Jenkins played high school baseball at Cherokee High School in Georgia. Jenkins attended Kennesaw State University, where he played college baseball for the Owls under head coach Mike Sansing. As a junior, Jenkins was named the A-Sun Pitcher of the Year after going 8–1 with a 2.54 ERA, along with a 9.6 K/9, and a 1.03 WHIP.

===Toronto Blue Jays===
Jenkins was selected in the first round (20th overall) of the 2009 MLB draft by the Toronto Blue Jays, and was given a $1,359,000 signing bonus. Baseball America ranked Jenkins as the Blue Jays 3rd best prospect going into 2010. Jenkins was called up to the Blue Jays on August 5, 2012, after posting a record of 5-9 with a 4.96 ERA in Double-A.

Jenkins made his major league debut on August 7, 2012, throwing the last 3 innings in a 4-1 loss to the Tampa Bay Rays. He surrendered only 2 hits, while striking out 2 and not issuing a walk.

Jenkins was called up from the Double-A New Hampshire Fisher Cats by the Blue Jays on May 11, 2013. He was optioned down to the Triple-A Buffalo Bisons on June 1. After a stint on the disabled list, he was optioned down to the Fisher Cats on August 10. Jenkins was recalled by the Blue Jays on August 24.
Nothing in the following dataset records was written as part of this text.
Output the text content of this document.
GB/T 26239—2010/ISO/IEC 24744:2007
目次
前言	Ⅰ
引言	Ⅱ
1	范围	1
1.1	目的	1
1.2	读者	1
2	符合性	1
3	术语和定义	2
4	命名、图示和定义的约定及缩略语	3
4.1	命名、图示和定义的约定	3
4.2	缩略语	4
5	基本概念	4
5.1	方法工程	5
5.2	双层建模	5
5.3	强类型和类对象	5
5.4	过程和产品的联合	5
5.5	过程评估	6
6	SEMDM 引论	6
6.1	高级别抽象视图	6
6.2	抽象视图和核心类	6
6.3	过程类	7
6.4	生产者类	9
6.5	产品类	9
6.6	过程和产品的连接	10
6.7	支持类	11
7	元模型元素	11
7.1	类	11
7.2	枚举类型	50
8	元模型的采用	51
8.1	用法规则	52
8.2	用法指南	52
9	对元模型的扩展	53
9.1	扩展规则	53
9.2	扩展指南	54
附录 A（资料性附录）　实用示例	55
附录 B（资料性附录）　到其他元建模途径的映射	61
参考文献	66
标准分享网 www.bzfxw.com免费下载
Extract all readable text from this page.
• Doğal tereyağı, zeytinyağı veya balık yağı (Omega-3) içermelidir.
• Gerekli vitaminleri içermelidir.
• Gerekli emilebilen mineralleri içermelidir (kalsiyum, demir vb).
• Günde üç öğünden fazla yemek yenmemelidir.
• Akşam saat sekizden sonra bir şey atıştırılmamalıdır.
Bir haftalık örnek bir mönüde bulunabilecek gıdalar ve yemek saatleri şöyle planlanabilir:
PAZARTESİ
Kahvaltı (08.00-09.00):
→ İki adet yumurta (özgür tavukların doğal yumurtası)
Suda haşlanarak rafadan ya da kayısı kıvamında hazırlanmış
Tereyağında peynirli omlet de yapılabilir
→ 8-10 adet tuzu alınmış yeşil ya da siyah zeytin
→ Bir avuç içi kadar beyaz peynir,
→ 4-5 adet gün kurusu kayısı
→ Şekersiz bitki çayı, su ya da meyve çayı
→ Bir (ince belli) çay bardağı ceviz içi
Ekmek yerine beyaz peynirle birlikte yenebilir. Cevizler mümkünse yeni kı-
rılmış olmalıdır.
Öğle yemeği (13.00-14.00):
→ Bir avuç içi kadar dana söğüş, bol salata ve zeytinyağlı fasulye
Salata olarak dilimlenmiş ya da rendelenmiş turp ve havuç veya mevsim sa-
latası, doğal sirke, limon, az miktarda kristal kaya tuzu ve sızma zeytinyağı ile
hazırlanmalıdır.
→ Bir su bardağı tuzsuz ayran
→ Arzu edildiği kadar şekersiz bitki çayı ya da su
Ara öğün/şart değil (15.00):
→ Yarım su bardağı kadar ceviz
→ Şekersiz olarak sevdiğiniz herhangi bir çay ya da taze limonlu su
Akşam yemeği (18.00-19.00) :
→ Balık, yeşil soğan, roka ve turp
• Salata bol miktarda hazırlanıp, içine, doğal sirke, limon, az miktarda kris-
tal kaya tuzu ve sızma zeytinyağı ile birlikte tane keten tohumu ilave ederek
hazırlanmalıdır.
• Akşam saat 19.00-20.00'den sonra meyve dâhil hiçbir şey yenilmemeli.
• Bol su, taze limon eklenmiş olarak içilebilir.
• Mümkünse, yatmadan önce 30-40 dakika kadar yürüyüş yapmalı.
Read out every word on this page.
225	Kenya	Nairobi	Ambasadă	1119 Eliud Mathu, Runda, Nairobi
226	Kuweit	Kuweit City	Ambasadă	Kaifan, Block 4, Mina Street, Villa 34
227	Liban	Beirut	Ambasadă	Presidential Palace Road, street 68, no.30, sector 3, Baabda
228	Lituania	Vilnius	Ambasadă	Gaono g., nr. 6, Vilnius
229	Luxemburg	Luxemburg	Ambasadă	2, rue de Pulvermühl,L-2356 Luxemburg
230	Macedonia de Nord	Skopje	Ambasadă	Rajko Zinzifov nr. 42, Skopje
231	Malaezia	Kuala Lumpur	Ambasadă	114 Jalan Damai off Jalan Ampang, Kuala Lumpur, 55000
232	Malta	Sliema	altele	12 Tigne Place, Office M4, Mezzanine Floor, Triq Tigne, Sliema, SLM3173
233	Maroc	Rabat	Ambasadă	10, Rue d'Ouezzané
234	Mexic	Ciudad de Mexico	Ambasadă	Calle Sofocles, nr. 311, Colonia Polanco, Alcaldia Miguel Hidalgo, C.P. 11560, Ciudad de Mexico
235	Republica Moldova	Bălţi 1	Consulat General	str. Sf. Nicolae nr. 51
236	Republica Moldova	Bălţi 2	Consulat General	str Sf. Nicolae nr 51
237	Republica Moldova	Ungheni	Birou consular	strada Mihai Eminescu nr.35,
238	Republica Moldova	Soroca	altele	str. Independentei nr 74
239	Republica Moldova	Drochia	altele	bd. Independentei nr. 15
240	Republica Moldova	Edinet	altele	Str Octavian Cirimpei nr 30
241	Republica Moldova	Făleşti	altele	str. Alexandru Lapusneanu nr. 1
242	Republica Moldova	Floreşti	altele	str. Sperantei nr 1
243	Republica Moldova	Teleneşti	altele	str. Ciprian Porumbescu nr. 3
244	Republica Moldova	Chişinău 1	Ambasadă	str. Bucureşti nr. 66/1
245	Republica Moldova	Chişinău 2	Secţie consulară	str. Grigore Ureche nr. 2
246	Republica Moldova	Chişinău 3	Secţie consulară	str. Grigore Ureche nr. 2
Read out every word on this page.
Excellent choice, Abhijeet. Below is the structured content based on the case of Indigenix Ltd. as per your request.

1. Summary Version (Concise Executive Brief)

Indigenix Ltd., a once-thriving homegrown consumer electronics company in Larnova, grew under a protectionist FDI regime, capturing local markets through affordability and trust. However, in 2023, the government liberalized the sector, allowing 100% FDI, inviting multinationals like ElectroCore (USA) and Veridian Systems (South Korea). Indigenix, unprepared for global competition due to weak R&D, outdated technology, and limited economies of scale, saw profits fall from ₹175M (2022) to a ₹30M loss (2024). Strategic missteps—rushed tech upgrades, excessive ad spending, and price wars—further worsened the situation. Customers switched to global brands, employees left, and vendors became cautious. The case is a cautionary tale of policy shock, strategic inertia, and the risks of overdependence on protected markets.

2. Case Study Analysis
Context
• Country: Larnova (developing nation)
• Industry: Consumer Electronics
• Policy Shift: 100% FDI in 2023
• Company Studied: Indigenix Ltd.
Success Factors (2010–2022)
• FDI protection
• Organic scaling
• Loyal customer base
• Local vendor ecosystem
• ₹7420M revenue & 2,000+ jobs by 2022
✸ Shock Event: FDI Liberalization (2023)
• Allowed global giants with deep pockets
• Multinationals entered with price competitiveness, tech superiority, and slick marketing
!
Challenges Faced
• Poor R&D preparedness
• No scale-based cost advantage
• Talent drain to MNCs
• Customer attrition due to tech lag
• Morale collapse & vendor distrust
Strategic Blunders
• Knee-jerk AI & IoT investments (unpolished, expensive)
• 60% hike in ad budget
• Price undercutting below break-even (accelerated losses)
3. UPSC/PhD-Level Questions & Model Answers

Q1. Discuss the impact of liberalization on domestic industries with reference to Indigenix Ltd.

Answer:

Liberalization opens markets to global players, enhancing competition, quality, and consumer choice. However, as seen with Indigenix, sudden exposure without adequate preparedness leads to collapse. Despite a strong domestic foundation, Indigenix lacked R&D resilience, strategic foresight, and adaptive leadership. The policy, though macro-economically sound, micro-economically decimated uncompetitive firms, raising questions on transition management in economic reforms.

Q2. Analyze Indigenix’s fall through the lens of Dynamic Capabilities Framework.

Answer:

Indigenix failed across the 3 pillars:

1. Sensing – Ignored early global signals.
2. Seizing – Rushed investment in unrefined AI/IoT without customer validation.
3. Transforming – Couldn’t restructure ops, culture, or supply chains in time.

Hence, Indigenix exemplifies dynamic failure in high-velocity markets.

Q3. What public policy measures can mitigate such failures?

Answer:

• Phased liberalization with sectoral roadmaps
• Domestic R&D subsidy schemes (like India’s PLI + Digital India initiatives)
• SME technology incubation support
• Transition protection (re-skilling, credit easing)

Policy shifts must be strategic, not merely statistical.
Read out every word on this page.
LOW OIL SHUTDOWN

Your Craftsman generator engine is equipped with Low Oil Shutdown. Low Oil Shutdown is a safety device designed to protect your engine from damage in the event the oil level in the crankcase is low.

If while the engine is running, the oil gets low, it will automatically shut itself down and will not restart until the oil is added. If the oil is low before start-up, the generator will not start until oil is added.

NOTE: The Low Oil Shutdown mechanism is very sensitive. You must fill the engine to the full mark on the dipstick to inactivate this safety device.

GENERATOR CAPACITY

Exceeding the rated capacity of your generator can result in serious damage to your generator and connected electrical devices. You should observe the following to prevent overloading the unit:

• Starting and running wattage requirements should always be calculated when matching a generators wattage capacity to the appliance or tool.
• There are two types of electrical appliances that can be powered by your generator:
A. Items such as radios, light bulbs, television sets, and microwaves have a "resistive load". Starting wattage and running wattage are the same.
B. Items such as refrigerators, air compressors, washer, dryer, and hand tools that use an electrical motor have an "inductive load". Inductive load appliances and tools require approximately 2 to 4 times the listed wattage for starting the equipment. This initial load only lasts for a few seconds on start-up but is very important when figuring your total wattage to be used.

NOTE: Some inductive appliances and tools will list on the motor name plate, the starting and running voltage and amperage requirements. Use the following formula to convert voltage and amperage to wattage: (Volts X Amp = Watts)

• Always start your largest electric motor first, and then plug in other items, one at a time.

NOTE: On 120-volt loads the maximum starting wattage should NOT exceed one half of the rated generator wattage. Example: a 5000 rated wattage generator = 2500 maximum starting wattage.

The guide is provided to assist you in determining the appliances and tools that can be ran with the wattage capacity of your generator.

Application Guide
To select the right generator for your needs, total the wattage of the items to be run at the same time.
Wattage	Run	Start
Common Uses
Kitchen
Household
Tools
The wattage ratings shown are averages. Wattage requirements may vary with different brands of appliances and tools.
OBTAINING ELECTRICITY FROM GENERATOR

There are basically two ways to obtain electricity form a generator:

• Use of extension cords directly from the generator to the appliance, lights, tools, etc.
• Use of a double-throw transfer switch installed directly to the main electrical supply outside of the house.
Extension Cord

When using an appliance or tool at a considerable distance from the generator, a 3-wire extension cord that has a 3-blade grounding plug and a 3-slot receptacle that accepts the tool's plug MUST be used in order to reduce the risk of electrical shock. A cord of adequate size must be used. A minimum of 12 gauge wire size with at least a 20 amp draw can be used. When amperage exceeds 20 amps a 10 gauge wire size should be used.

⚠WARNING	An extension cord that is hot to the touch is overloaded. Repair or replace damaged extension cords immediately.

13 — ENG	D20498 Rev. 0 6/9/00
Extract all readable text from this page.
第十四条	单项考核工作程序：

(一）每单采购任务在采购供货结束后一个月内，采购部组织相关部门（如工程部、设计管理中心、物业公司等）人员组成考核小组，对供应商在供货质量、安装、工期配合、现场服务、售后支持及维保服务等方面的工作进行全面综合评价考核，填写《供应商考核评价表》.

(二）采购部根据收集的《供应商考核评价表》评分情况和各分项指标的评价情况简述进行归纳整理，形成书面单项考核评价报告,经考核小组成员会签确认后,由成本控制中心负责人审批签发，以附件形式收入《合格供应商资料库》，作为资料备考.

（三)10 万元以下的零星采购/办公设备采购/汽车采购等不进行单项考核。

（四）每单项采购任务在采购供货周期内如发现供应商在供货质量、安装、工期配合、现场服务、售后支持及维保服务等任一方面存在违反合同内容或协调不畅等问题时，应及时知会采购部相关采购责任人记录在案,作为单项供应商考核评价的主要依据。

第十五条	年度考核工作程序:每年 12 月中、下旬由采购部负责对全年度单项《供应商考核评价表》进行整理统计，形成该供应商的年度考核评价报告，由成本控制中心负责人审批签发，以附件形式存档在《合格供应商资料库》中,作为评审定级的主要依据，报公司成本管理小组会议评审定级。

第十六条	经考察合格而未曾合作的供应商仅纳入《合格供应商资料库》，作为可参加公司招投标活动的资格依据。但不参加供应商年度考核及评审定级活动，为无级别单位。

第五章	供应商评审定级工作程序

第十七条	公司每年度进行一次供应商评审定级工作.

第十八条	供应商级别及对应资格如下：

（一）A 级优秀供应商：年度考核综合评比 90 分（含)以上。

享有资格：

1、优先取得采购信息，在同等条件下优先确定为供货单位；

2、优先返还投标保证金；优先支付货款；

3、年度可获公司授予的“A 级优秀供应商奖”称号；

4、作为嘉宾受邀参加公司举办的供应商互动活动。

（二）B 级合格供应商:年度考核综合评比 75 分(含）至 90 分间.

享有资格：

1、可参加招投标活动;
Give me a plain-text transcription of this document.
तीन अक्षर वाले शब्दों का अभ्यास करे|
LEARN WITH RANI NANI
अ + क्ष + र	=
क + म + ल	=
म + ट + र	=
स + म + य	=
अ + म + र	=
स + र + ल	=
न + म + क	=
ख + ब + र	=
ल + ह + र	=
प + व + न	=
Jenkins was optioned to the Buffalo Bisons on March 16, 2014, and recalled on April 26. He was recalled for the fourth time in the 2014 season on June 3, and for the fifth time on July 31. Jenkins pitched 6 shutout innings in relief of Mark Buehrle on August 10 and earned the win, 6–5, after a 19-inning marathon against the Detroit Tigers. The game was the longest in Blue Jays franchise history in terms of both innings and time elapsed (6 hours, 37 minutes). Jenkins was optioned back to Buffalo on August 16, and was recalled to Toronto on August 27, 2014. On September 4, Jenkins was hit by a ball during batting practice while in the outfield shagging fly balls. It broke his right hand, ending his season.

Jenkins was optioned to the Buffalo Bisons on March 25, 2015. He was recalled on May 3, and returned to Buffalo on May 8. On September 11, Jenkins was called up by the Blue Jays.

On February 6, 2016, Jenkins was designated for assignment by the Blue Jays to make room on the 40-man roster for Gavin Floyd. He was outrighted to Triple-A Buffalo on February 12. Jenkins was invited to Major League spring training, and was assigned to minor league camp on March 25. On June 30, Jenkins was released.